Problems building on SunOS
Brian Warner
warner at lothar.com
Tue Sep 8 23:56:51 CEST 1998
zack at rabi.phys.columbia.edu (Zack Weinberg) writes:
> On 05 Sep 1998 19:04:28 -0700, Brian Warner wrote:
> >zack at rabi.phys.columbia.edu (Zack Weinberg) writes:
> >> On Fri, 4 Sep 1998 16:26:44 -0400 (EDT), "Paul D. Smith" wrote:
> >> >%% Brian Warner <warner at lothar.com> writes:
> >> > bw> tiger.c, uses a long long multiply which, when compiled for a
> >> > bw> sparc, requires a function from -lgcc called __muldi3. Because
> >> > bw> tiger.c is compiled directly into a shared object, and because
> >> > bw> libgcc.a is not shared, tiger (the shared object) doesn't get
> >> > bw> __muldi3 included in it.
> >> >
> >> >Doh! _That's_ what caused that. I saw this too but didn't see any
> >> >obvious reason and I didn't get around to finding the problem.
> >>
> >> I don't have the source code in front of me, but this problem might go
> >> away if you add -lgcc to the linker command line when building the
> >> shared object.

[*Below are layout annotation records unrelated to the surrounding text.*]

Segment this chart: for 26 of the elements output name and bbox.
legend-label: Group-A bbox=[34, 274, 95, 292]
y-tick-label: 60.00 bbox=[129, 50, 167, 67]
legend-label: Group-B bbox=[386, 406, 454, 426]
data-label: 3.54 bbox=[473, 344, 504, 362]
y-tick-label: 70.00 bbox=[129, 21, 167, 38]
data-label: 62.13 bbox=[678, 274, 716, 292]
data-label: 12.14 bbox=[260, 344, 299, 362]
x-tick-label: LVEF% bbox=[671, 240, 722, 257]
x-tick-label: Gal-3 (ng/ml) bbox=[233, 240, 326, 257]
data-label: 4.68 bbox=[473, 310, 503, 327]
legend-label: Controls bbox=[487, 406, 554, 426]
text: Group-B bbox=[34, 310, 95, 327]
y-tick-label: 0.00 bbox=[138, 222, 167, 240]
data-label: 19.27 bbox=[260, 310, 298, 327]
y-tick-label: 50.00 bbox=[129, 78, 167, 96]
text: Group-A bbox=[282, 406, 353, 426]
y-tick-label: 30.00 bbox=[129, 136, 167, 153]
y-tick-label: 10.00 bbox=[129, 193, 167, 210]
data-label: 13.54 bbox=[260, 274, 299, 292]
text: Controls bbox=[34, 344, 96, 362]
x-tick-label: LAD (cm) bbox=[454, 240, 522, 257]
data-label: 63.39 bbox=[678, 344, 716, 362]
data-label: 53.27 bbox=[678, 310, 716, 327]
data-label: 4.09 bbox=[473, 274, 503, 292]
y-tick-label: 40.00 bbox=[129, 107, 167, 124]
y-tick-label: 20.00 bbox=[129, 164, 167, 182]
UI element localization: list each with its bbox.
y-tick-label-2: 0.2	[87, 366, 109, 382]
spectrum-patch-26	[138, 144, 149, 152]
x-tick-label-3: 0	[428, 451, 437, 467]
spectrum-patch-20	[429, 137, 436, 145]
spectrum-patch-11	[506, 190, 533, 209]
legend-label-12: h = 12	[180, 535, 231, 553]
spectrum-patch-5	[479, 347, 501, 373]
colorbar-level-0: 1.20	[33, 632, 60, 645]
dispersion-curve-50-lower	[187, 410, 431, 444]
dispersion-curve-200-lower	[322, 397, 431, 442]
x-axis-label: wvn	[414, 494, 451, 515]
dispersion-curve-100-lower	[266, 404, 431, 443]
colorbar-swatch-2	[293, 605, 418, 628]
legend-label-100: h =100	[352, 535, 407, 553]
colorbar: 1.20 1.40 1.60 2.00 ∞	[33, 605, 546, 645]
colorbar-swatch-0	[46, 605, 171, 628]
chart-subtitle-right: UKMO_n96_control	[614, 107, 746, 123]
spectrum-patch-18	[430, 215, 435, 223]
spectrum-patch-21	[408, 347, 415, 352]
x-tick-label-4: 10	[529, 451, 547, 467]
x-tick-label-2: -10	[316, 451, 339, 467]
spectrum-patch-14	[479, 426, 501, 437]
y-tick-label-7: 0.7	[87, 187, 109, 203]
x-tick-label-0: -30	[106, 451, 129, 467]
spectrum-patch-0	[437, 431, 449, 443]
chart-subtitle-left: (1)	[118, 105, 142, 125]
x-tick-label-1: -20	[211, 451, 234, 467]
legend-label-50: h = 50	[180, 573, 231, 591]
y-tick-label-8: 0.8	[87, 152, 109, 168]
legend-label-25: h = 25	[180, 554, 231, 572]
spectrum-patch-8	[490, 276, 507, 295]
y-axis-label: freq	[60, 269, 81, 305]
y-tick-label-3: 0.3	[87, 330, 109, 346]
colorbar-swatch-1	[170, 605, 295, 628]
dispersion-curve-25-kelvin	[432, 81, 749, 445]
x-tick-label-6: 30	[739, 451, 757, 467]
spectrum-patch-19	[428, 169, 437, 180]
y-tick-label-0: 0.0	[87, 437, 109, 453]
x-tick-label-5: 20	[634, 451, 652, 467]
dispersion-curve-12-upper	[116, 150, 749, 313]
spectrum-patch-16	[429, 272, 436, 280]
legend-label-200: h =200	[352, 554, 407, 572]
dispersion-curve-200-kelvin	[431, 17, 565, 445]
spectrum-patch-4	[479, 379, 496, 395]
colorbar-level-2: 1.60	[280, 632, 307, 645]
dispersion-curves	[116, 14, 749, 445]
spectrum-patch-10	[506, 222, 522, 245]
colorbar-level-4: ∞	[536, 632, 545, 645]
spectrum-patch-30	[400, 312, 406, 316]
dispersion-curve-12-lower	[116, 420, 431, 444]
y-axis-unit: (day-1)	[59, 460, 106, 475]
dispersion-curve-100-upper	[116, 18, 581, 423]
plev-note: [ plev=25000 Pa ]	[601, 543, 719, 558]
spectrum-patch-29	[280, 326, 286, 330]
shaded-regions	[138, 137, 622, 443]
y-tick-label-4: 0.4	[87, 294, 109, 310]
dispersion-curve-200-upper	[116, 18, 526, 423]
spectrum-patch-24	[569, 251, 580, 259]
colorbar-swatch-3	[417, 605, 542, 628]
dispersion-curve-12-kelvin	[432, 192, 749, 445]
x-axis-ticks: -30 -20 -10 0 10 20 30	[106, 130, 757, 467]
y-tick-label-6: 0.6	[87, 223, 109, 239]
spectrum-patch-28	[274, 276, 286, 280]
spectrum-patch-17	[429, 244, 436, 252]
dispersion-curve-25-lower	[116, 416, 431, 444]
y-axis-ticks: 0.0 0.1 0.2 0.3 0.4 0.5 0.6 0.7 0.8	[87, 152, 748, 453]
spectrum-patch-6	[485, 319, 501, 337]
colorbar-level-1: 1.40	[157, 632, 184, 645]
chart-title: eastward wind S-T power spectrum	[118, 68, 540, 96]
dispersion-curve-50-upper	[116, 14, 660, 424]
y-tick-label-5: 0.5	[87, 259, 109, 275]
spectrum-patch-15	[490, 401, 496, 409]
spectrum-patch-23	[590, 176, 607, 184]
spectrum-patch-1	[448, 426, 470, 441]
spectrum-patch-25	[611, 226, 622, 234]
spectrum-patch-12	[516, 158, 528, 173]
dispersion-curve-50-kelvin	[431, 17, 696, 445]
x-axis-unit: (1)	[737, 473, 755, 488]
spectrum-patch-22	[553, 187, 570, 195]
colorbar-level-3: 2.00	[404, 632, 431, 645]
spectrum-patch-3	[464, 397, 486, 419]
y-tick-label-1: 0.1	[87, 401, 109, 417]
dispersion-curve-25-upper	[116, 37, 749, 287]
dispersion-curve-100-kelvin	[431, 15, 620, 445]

If you make the shared object with gcc -shared it
> >> ought to do that automatically. (You may also need magic flags for
> >> the linker.)
> >
> >I'm not sure how the flags get set up, but under solaris the -shared was
> >already present and didn't seem to help. Adding -lgcc caused other problems:
> [...]
> >ld: fatal: relocations remain against allocatable but non-writable sections
> >20:warner at snurfle%
>
> This is telling you that libgcc was not compiled PIC. You definitely
> don't want to take out the -z text; text relocations in shared
> libraries subvert the whole purpose of shared libraries.
>
> As to why that's so, you're using gcc 2.7.2.2 and I seem to remember
> this being a bug that was fixed in egcs and/or gcc 2.8. You might
> want to try one of them (I'd go with egcs myself).
>
> zw
Compiling it with egcs-1.1b worked on my Solaris-2.5.1 box without the __muldi3
hack. I don't know if it's because of the compiler handling the linker flags
better or if egcs just managed to open-code the multiply: 'nm' revealed no
__muldi3 in the resulting object. But all the tests passed.